The median income for a household in the city was $28,084 and the median income for a family was $37,365. Males had a median income of $29,547 versus $18,440 for females. The per capita income for the city was $16,218. About 13.0% of families and 17.0% of the population were below the poverty line, including 21.9% of those under age 18 and 8.0% of those age 65 or over.

The city is well known for its population of albino Grey Squirrels.

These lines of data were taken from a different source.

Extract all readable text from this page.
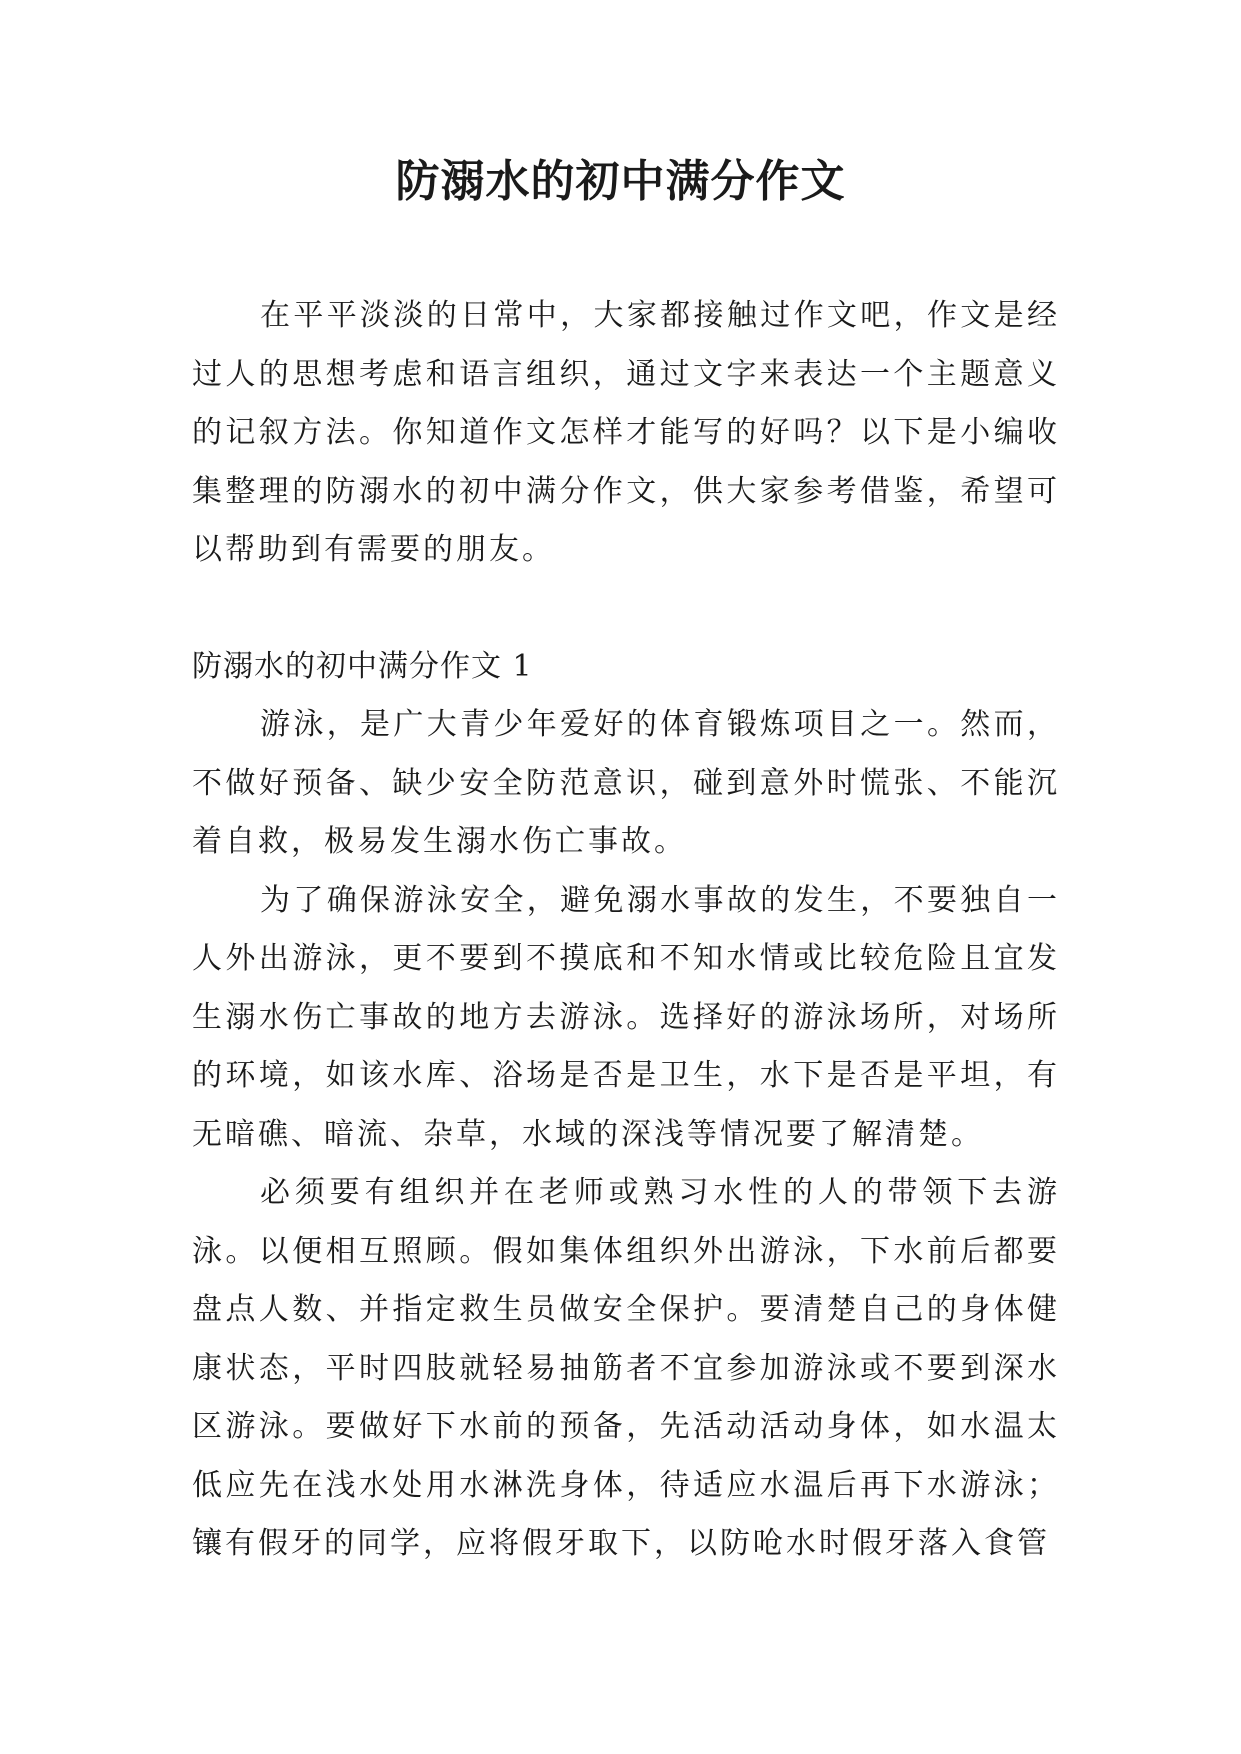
防溺水的初中满分作文

在平平淡淡的日常中，大家都接触过作文吧，作文是经过人的思想考虑和语言组织，通过文字来表达一个主题意义的记叙方法。你知道作文怎样才能写的好吗？以下是小编收集整理的防溺水的初中满分作文，供大家参考借鉴，希望可以帮助到有需要的朋友。

防溺水的初中满分作文 1

游泳，是广大青少年爱好的体育锻炼项目之一。然而，不做好预备、缺少安全防范意识，碰到意外时慌张、不能沉着自救，极易发生溺水伤亡事故。

为了确保游泳安全，避免溺水事故的发生，不要独自一人外出游泳，更不要到不摸底和不知水情或比较危险且宜发生溺水伤亡事故的地方去游泳。选择好的游泳场所，对场所的环境，如该水库、浴场是否是卫生，水下是否是平坦，有无暗礁、暗流、杂草，水域的深浅等情况要了解清楚。

必须要有组织并在老师或熟习水性的人的带领下去游泳。以便相互照顾。假如集体组织外出游泳，下水前后都要盘点人数、并指定救生员做安全保护。要清楚自己的身体健康状态，平时四肢就轻易抽筋者不宜参加游泳或不要到深水区游泳。要做好下水前的预备，先活动活动身体，如水温太低应先在浅水处用水淋洗身体，待适应水温后再下水游泳；镶有假牙的同学，应将假牙取下，以防呛水时假牙落入食管
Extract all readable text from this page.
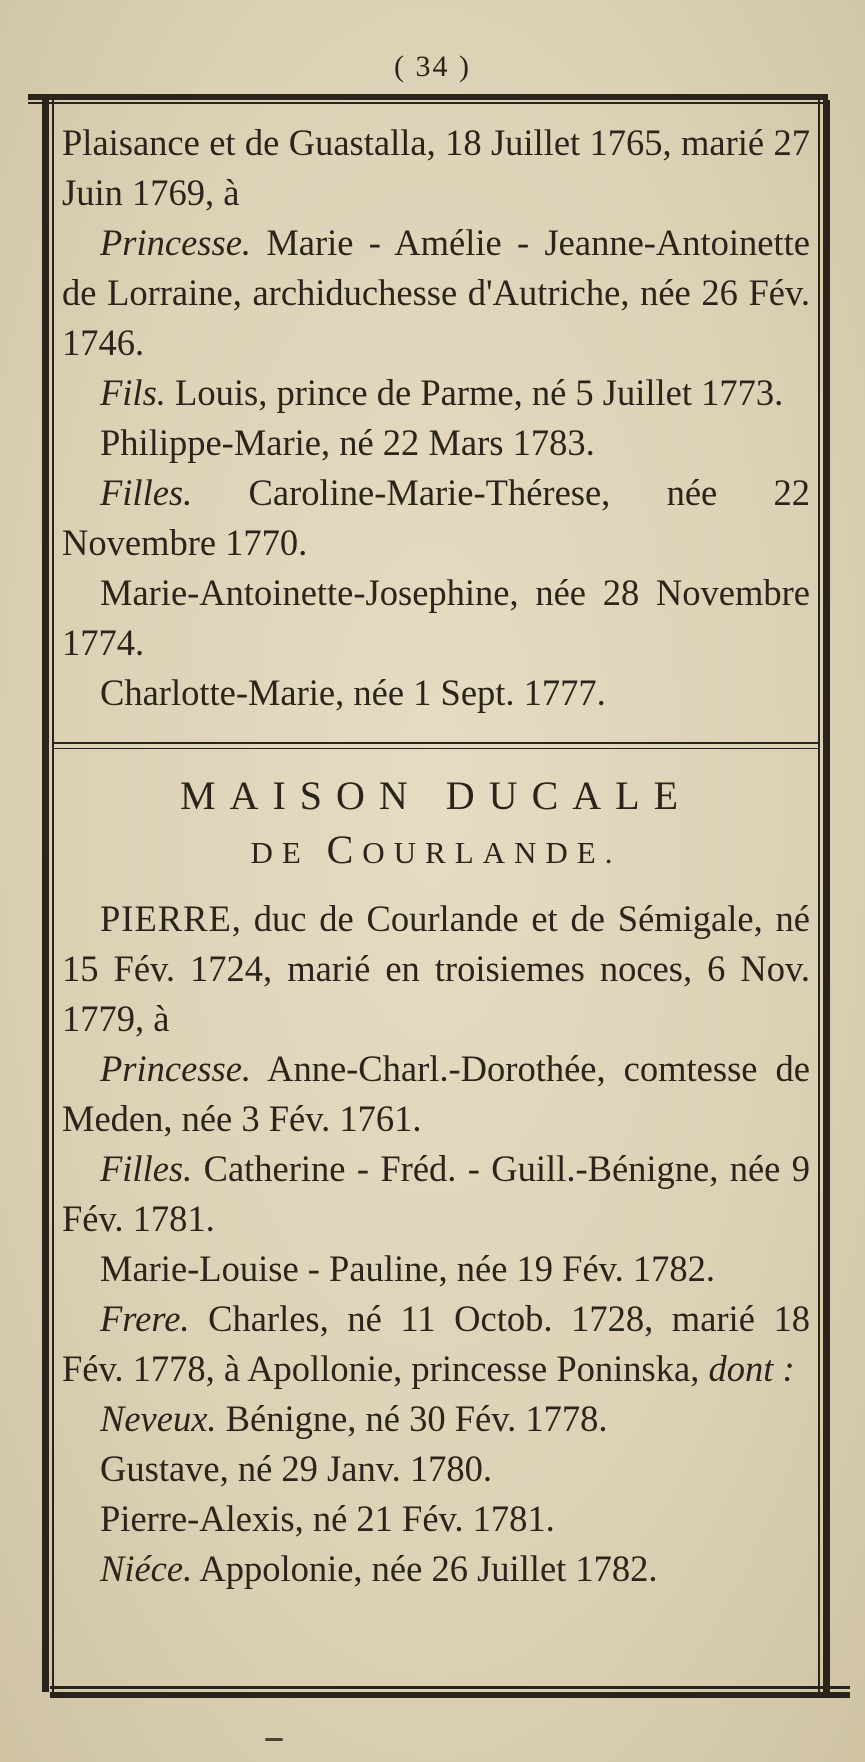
( 34 )

Plaisance et de Guastalla, 18 Juillet 1765, marié 27 Juin 1769, à

Princesse. Marie - Amélie - Jeanne-Antoinette de Lorraine, archiduchesse d'Autriche, née 26 Fév. 1746.

Fils. Louis, prince de Parme, né 5 Juillet 1773.

Philippe-Marie, né 22 Mars 1783.

Filles. Caroline-Marie-Thérese, née 22 Novembre 1770.

Marie-Antoinette-Josephine, née 28 Novembre 1774.

Charlotte-Marie, née 1 Sept. 1777.

MAISON DUCALE
DE COURLANDE.

PIERRE, duc de Courlande et de Sémigale, né 15 Fév. 1724, marié en troisiemes noces, 6 Nov. 1779, à

Princesse. Anne-Charl.-Dorothée, comtesse de Meden, née 3 Fév. 1761.

Filles. Catherine - Fréd. - Guill.-Bénigne, née 9 Fév. 1781.

Marie-Louise - Pauline, née 19 Fév. 1782.

Frere. Charles, né 11 Octob. 1728, marié 18 Fév. 1778, à Apollonie, princesse Poninska, dont :

Neveux. Bénigne, né 30 Fév. 1778.

Gustave, né 29 Janv. 1780.

Pierre-Alexis, né 21 Fév. 1781.

Niéce. Appolonie, née 26 Juillet 1782.
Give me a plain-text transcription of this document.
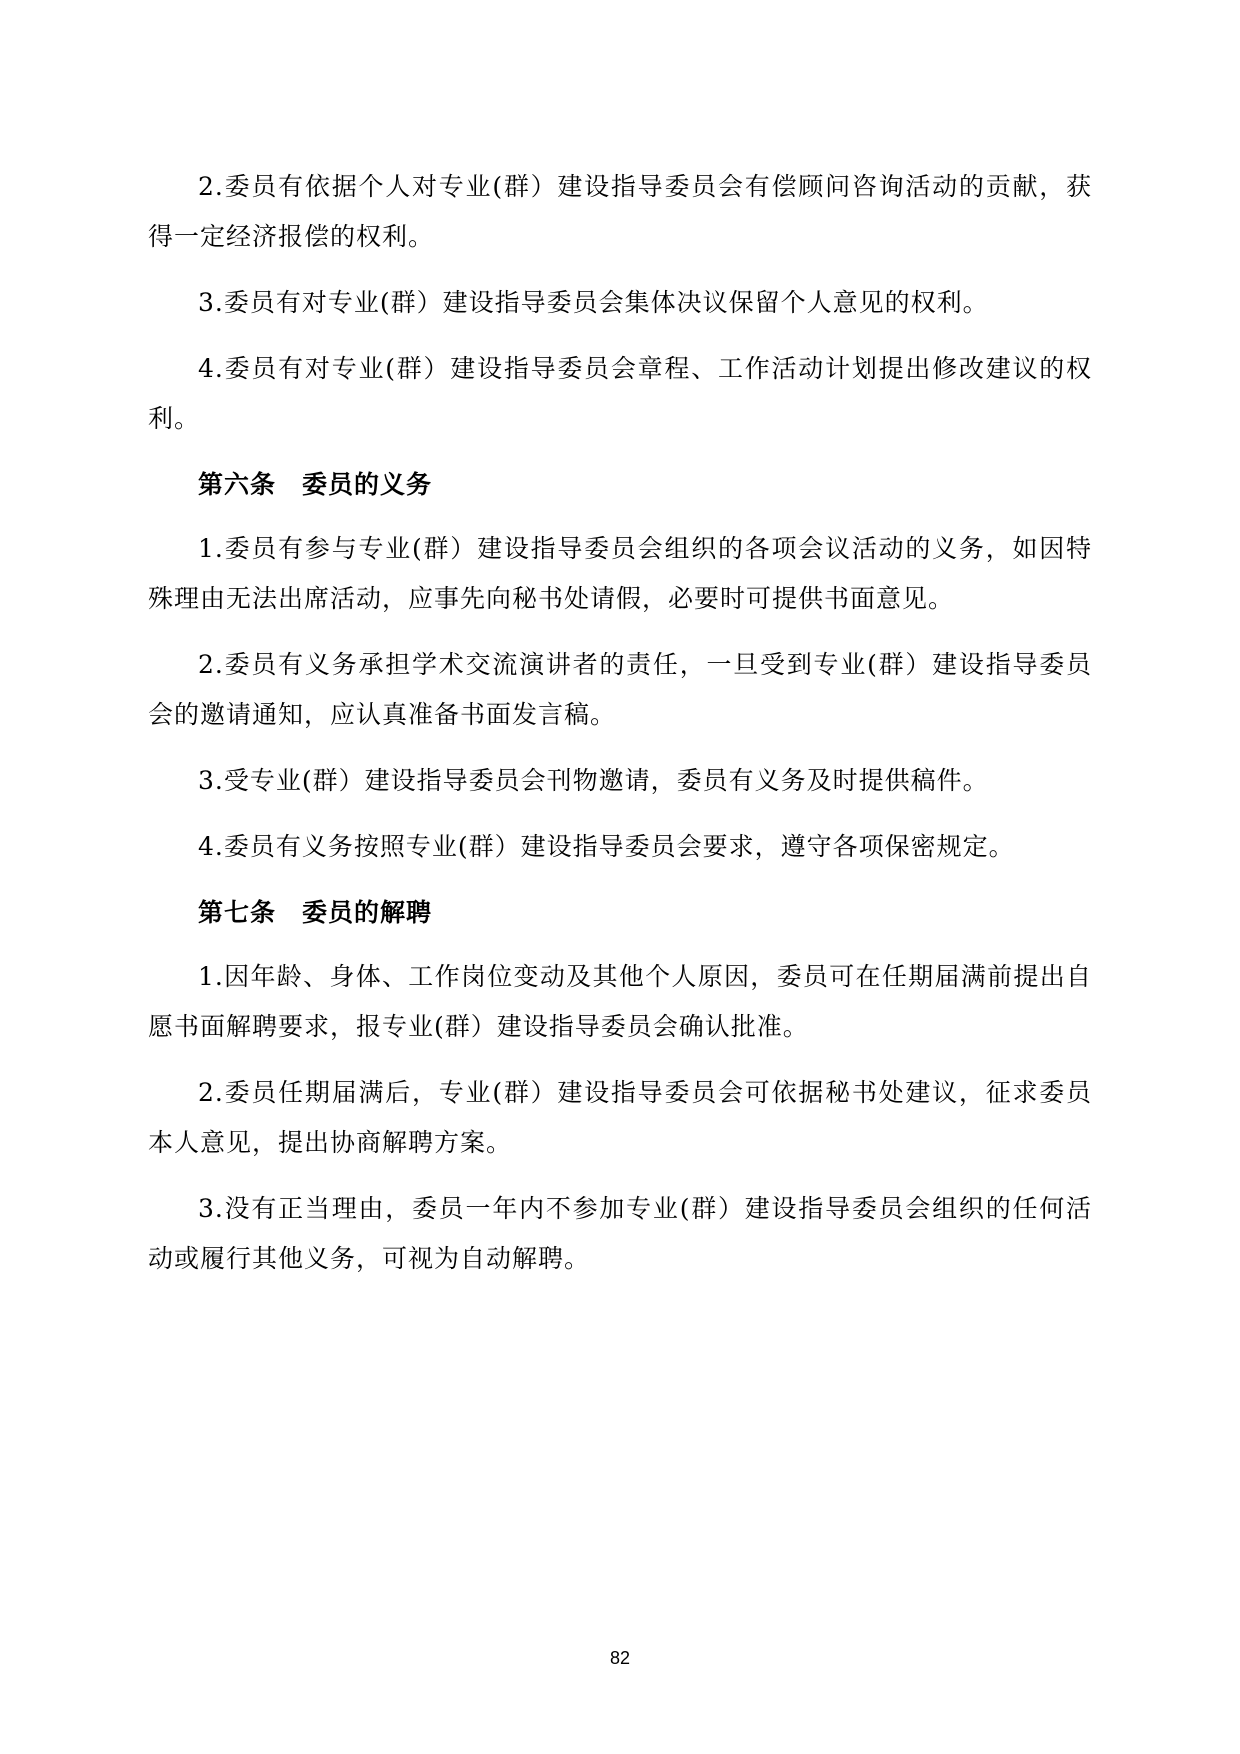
2.委员有依据个人对专业(群）建设指导委员会有偿顾问咨询活动的贡献，获得一定经济报偿的权利。

3.委员有对专业(群）建设指导委员会集体决议保留个人意见的权利。

4.委员有对专业(群）建设指导委员会章程、工作活动计划提出修改建议的权利。

第六条　委员的义务

1.委员有参与专业(群）建设指导委员会组织的各项会议活动的义务，如因特殊理由无法出席活动，应事先向秘书处请假，必要时可提供书面意见。

2.委员有义务承担学术交流演讲者的责任，一旦受到专业(群）建设指导委员会的邀请通知，应认真准备书面发言稿。

3.受专业(群）建设指导委员会刊物邀请，委员有义务及时提供稿件。

4.委员有义务按照专业(群）建设指导委员会要求，遵守各项保密规定。

第七条　委员的解聘

1.因年龄、身体、工作岗位变动及其他个人原因，委员可在任期届满前提出自愿书面解聘要求，报专业(群）建设指导委员会确认批准。

2.委员任期届满后，专业(群）建设指导委员会可依据秘书处建议，征求委员本人意见，提出协商解聘方案。

3.没有正当理由，委员一年内不参加专业(群）建设指导委员会组织的任何活动或履行其他义务，可视为自动解聘。

82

Volunteers in Olney conduct an annual white squirrel count in October.
==Government==
The City of Olney government consists of a part-time mayor, four city council members, and a full-time city manager. The mayor (as of 2021) was Mark Lambird.

==Education==

===Post-secondary education===
- Olney Central College

===Public education===

- Richland County High School
- Richland County Middle School

===Private education===

- St. Joesph Catholic School Pre-K to 8th Grade
- Full Armor Christian School Pre-K to 8th Grade

==Notable people==

- Terry L. Bruce, Illinois state senator and United States congressman; born in Olney
- Glenn Brummer, catcher for the St. Louis Cardinals and Texas Rangers
- Glenn Goodart, hotel manager and politician; died in Olney in 1948
- Reginald C. Harmon, first U.S. Air Force judge advocate general; mayor of Urbana, Illinois; born in Olney
- James R. Lindsay, U.S. Army brigadier general; born in Olney
- Butch Lockley, reality television personality known for Survivor: The Amazon
- Herbert Murphy, shortstop for the Philadelphia Phillies; born in Olney
- Ollie Pickering, outfielder for the six Major League Baseball teams; born in Olney
- Stan Royer, infielder for the Boston Red Sox and St. Louis Cardinals; born in Olney
- Elaine Shepard, actress; born in Olney

==Media==

Olney is served by the Olney Gazette, a weekly newspaper founded in 2017.

WUSI-TV (Channel 16) is licensed to Olney. Its studio and transmitter are located outside of town. WUSI-TV is a PBS affiliate and WSIU-TV simulcast operated by the Broadcasting Service of Southern Illinois University.

Olney has a handful of radio stations licensed to the town. These include WPTH, WSEI, WUSI-FM, and WVLN.